The catasrophe for Brisbane was a one in 100 year event. It was of a size infrequent in human memory. Consequently such extremes do not feature as significant on our planning horizons.
None of the houses in Brisbane that were inundated up to the rafters existed 200 years ago.
However, go back in time and the situation is very different.
Since the first aboriginal peoples arrived in Australia some 50,000 years ago the Brisbane River, the source of the floodwaters, will have overflowed at or more severely than the January 2011 event roughly 500 times.
No-one is alive who remembers 497 of these events.
Aboriginal oral history perhaps recalls some of those in the past but even this history cannot place 450 of them.
The proximate cause of the January 2011 floods was heavy rainfall over central Queensland, itself a result of an energy balance pattern in the oceans known as La Nina. Cooler than average water in the central and eastern tropical Pacific Ocean results in increased convection over tropical Australia, Papua New Guinea and Indonesia. It is a logical scientific explanation.

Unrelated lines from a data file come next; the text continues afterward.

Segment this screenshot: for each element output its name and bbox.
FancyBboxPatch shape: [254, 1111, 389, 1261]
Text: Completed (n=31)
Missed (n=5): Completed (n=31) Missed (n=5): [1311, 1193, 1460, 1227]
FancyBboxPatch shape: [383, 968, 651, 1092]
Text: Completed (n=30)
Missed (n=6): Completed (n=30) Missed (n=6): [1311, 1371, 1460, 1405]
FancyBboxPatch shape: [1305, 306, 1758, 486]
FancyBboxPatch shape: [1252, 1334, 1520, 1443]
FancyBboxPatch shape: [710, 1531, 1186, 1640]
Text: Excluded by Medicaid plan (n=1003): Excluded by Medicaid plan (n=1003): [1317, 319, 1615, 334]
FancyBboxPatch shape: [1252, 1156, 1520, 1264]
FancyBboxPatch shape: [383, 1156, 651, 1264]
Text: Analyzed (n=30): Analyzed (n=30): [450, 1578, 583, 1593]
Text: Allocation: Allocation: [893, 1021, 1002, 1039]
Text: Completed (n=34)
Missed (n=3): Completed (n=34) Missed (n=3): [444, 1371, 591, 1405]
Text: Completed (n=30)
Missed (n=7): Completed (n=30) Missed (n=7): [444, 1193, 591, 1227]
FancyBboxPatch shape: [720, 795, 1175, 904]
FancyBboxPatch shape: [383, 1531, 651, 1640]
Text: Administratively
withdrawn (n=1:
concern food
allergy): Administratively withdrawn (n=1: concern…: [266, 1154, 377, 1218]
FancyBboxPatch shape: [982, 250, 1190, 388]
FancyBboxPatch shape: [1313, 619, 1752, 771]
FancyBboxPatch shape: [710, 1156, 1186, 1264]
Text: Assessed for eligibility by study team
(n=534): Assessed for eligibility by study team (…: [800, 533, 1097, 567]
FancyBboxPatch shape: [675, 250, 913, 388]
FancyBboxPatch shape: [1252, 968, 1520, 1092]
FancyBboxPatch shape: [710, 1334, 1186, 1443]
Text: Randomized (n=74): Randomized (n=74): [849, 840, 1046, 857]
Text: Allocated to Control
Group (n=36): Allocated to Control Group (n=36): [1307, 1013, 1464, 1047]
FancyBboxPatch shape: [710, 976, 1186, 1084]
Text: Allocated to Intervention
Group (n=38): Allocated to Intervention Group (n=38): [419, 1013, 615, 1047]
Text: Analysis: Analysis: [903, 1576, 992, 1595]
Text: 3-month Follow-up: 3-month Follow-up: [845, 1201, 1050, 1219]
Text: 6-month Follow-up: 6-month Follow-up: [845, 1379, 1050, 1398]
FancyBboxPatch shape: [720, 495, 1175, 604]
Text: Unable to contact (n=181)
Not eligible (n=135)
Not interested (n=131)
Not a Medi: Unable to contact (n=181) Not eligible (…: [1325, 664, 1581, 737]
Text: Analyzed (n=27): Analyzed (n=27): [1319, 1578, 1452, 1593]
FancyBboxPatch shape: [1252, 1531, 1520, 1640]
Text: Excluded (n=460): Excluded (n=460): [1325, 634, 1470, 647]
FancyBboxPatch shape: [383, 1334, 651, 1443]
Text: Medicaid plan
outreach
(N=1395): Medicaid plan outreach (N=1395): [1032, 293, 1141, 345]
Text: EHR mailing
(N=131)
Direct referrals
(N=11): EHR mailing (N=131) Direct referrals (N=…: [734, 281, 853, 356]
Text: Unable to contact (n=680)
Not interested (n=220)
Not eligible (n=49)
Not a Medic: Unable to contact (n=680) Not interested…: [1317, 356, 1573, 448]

Naturally it is easy to conclude that this is a result of global warming even though logic tells us that such events are bound to happen with or without warming. They are just a feature of the severe weather that occurs in the tropics.
We leap to the conclusion that heavier than average rain is climate change in action and maybe it is.
Only a strong La Nina is the cool phase of the El-Nino Southern Oscillation and wet periods over eastern Australia are the norm during this part of the cycle.
Suppose that the frequency of extreme events has increased. Let's say it alters the probability by one half. This means that flood events above 14m in downtown Brisbane now have a one in 50 year chance of occurrence.
This does not mean, of course, that there will be an event in 50 years time. It could happen at any time, tomorrow even. It just means that likelihood of such a large event has increased. It also means that such events will become more frequent.
This shift to one in 50 years might be short enough to change some planning rules, but not enough to relocate a city of 2 million people.
Although wholesale movements of such a scale have been done before, such as when China decided to create dams on major rivers, it is a huge task.
Here is a similar example.
At some point in the future the San Andreas fault will slip. Why? Because the Pacific plate is still colliding with and pushing hard against the North American plate and the fault is the release valve for this build up of pressure. It may slip tomorrow or in 1,000 years time.
All we know is that the last time it moved significantly there was nobody around to record the consequences.
All this means is that there are some things in nature we simply have to accept.
They will happen again.
We can blame climate change if we wish, but even without it there would still be floods in Queensland.
The smart play is to accept what is real and plan accordingly.